- Born: 21 September 1985 (age 40) Milan, Italy
- Years active: 2005–2011
- Children: 2
- Website: lyrian.net

= Lyrian =

Japanese moe idol and singer (born 1985)

Lyrian (りりあん; born 21 September 1985) is a former Japanese moe idol and singer born in Milan, Italy. She hosts a radio show in Japan called Lyrian Moetchao in which she plays Marissa Faireborn in its Transformers: Kiss Players segment.

Lyrian also named and designed the color schemes for the Transformers toys Rosanna and Angela. She voices these characters in the radio series as well. She claims to have become a Transformer fan by watching the G1 cartoon as a child growing up in Italy.
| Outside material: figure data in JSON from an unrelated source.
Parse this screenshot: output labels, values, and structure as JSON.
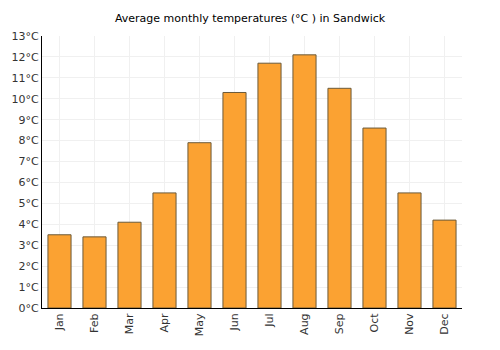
{
  "chart_data": {
    "type": "bar",
    "title": "Average monthly temperatures (°C ) in Sandwick",
    "categories": [
      "Jan",
      "Feb",
      "Mar",
      "Apr",
      "May",
      "Jun",
      "Jul",
      "Aug",
      "Sep",
      "Oct",
      "Nov",
      "Dec"
    ],
    "values": [
      3.5,
      3.4,
      4.1,
      5.5,
      7.9,
      10.3,
      11.7,
      12.1,
      10.5,
      8.6,
      5.5,
      4.2
    ],
    "color": "#fba232",
    "ylim": [
      0,
      13
    ],
    "yticks": [
      {
        "value": 0,
        "label": "0°C"
      },
      {
        "value": 1,
        "label": "1°C"
      },
      {
        "value": 2,
        "label": "2°C"
      },
      {
        "value": 3,
        "label": "3°C"
      },
      {
        "value": 4,
        "label": "4°C"
      },
      {
        "value": 5,
        "label": "5°C"
      },
      {
        "value": 6,
        "label": "6°C"
      },
      {
        "value": 7,
        "label": "7°C"
      },
      {
        "value": 8,
        "label": "8°C"
      },
      {
        "value": 9,
        "label": "9°C"
      },
      {
        "value": 10,
        "label": "10°C"
      },
      {
        "value": 11,
        "label": "11°C"
      },
      {
        "value": 12,
        "label": "12°C"
      },
      {
        "value": 13,
        "label": "13°C"
      }
    ],
    "grid": true
  }
}
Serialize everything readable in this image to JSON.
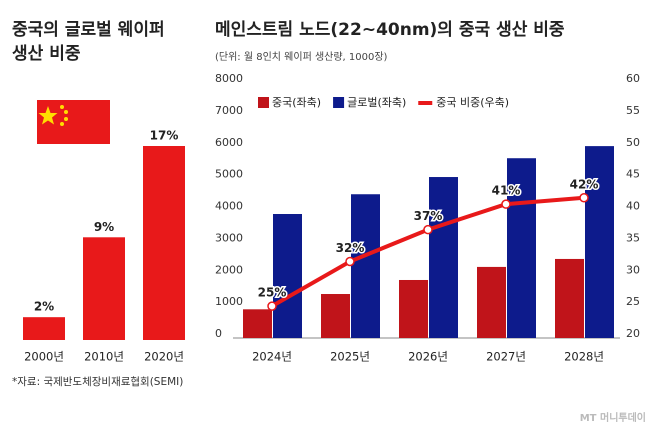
{
  "chart_data": [
    {
      "type": "bar",
      "title": [
        "중국의 글로벌 웨이퍼",
        "생산 비중"
      ],
      "categories": [
        "2000년",
        "2010년",
        "2020년"
      ],
      "values": [
        2,
        9,
        17
      ],
      "value_labels": [
        "2%",
        "9%",
        "17%"
      ],
      "color": "#e8191a",
      "source": "*자료: 국제반도체장비재료협회(SEMI)"
    },
    {
      "type": "bar_line",
      "title": "메인스트림 노드(22~40nm)의 중국 생산 비중",
      "subtitle": "(단위: 월 8인치 웨이퍼 생산량, 1000장)",
      "categories": [
        "2024년",
        "2025년",
        "2026년",
        "2027년",
        "2028년"
      ],
      "series": [
        {
          "name": "중국(좌축)",
          "color": "#c0141a",
          "values": [
            900,
            1380,
            1820,
            2230,
            2480
          ]
        },
        {
          "name": "글로벌(좌축)",
          "color": "#0d1b8c",
          "values": [
            3890,
            4510,
            5050,
            5640,
            6020
          ]
        },
        {
          "name": "중국 비중(우축)",
          "color": "#e8191a",
          "axis": "y2",
          "values": [
            25,
            32,
            37,
            41,
            42
          ],
          "value_labels": [
            "25%",
            "32%",
            "37%",
            "41%",
            "42%"
          ]
        }
      ],
      "ylim": [
        0,
        8000
      ],
      "yticks": [
        0,
        1000,
        2000,
        3000,
        4000,
        5000,
        6000,
        7000,
        8000
      ],
      "y2lim": [
        20,
        60
      ],
      "y2ticks": [
        20,
        25,
        30,
        35,
        40,
        45,
        50,
        55,
        60
      ]
    }
  ],
  "watermark": "MT 머니투데이"
}
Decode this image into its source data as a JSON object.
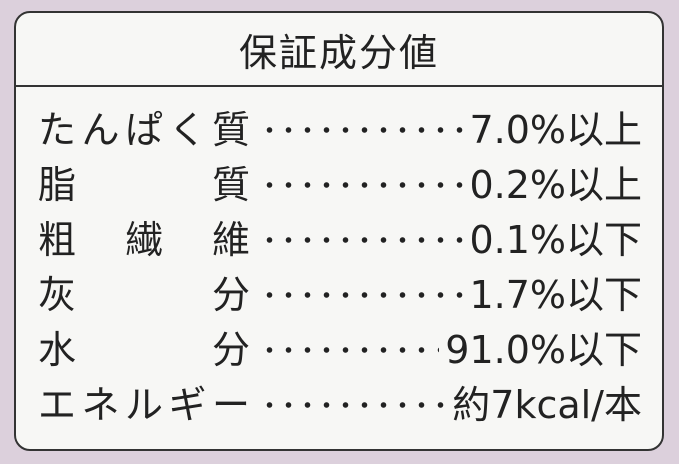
{
  "header": {
    "title": "保証成分値"
  },
  "table": {
    "rows": [
      [
        "たんぱく質",
        "7.0%以上"
      ],
      [
        "脂質",
        "0.2%以上"
      ],
      [
        "粗繊維",
        "0.1%以下"
      ],
      [
        "灰分",
        "1.7%以下"
      ],
      [
        "水分",
        "91.0%以下"
      ],
      [
        "エネルギー",
        "約7kcal/本"
      ]
    ]
  }
}
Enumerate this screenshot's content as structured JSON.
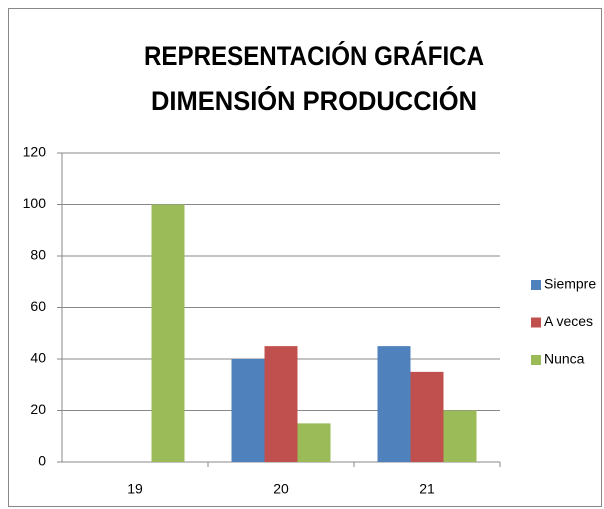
{
  "chart_data": {
    "type": "bar",
    "title": [
      "REPRESENTACIÓN GRÁFICA",
      "DIMENSIÓN PRODUCCIÓN"
    ],
    "categories": [
      "19",
      "20",
      "21"
    ],
    "series": [
      {
        "name": "Siempre",
        "color": "#4f81bd",
        "values": [
          0,
          40,
          45
        ]
      },
      {
        "name": "A veces",
        "color": "#c0504d",
        "values": [
          0,
          45,
          35
        ]
      },
      {
        "name": "Nunca",
        "color": "#9bbb59",
        "values": [
          100,
          15,
          20
        ]
      }
    ],
    "ylim": [
      0,
      120
    ],
    "yticks": [
      0,
      20,
      40,
      60,
      80,
      100,
      120
    ],
    "grid": true,
    "legend": "right"
  }
}
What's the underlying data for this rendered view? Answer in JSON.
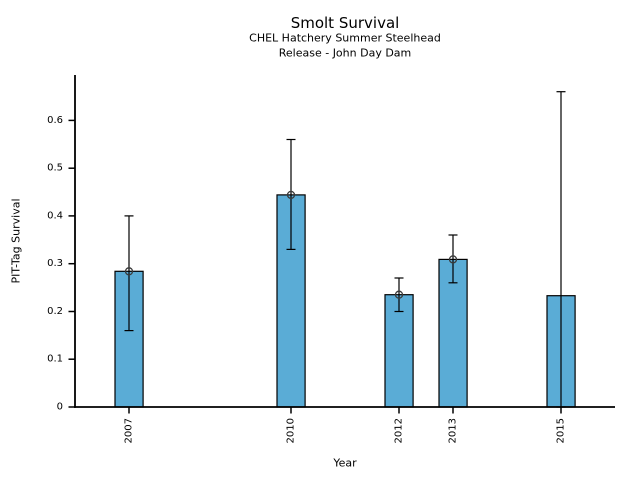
{
  "chart_data": {
    "type": "bar",
    "title": "Smolt Survival",
    "subtitle_line1": "CHEL Hatchery Summer Steelhead",
    "subtitle_line2": "Release - John Day Dam",
    "xlabel": "Year",
    "ylabel": "PIT-Tag Survival",
    "categories": [
      "2007",
      "2010",
      "2012",
      "2013",
      "2015"
    ],
    "x_years": [
      2007,
      2010,
      2012,
      2013,
      2015
    ],
    "values": [
      0.284,
      0.444,
      0.235,
      0.309,
      0.233
    ],
    "ci_low": [
      0.16,
      0.33,
      0.2,
      0.26,
      0.0
    ],
    "ci_high": [
      0.4,
      0.56,
      0.27,
      0.36,
      0.66
    ],
    "marker_shown": [
      true,
      true,
      true,
      true,
      false
    ],
    "xlim": [
      2006,
      2016
    ],
    "ylim": [
      0,
      0.695
    ],
    "yticks": [
      0,
      0.1,
      0.2,
      0.3,
      0.4,
      0.5,
      0.6
    ],
    "ytick_labels": [
      "0",
      "0.1",
      "0.2",
      "0.3",
      "0.4",
      "0.5",
      "0.6"
    ],
    "grid": false,
    "legend": false,
    "bar_width_years": 0.52,
    "colors": {
      "bar_fill": "#5AACD6",
      "bar_edge": "#000000",
      "error_bar": "#000000",
      "marker_edge": "#3a3a3a",
      "axis": "#000000",
      "text": "#000000",
      "background": "#FFFFFF"
    }
  }
}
In 2007, she released her first gravure idol DVD, titled Lyrian Chao Chao (also known as Lyrian Ciao Ciao). In the same year, she released a photo-book titled Love. In 200,9 she provided the voice of the new character Stephanie in the TVTokyo series Yu-Gi-Oh! 5D's. In 2010, she began voicing the character of Shitt. P in the Reborn! VOMIC series.

On 1 May 2011, she announced her retirement from entertainment industry. On 21 September 2014, she announced her marriage through her blog. On September 1, 2015, she gave birth to her first child, a baby girl. On 5 August 2017, she gave birth to her second child, a baby boy.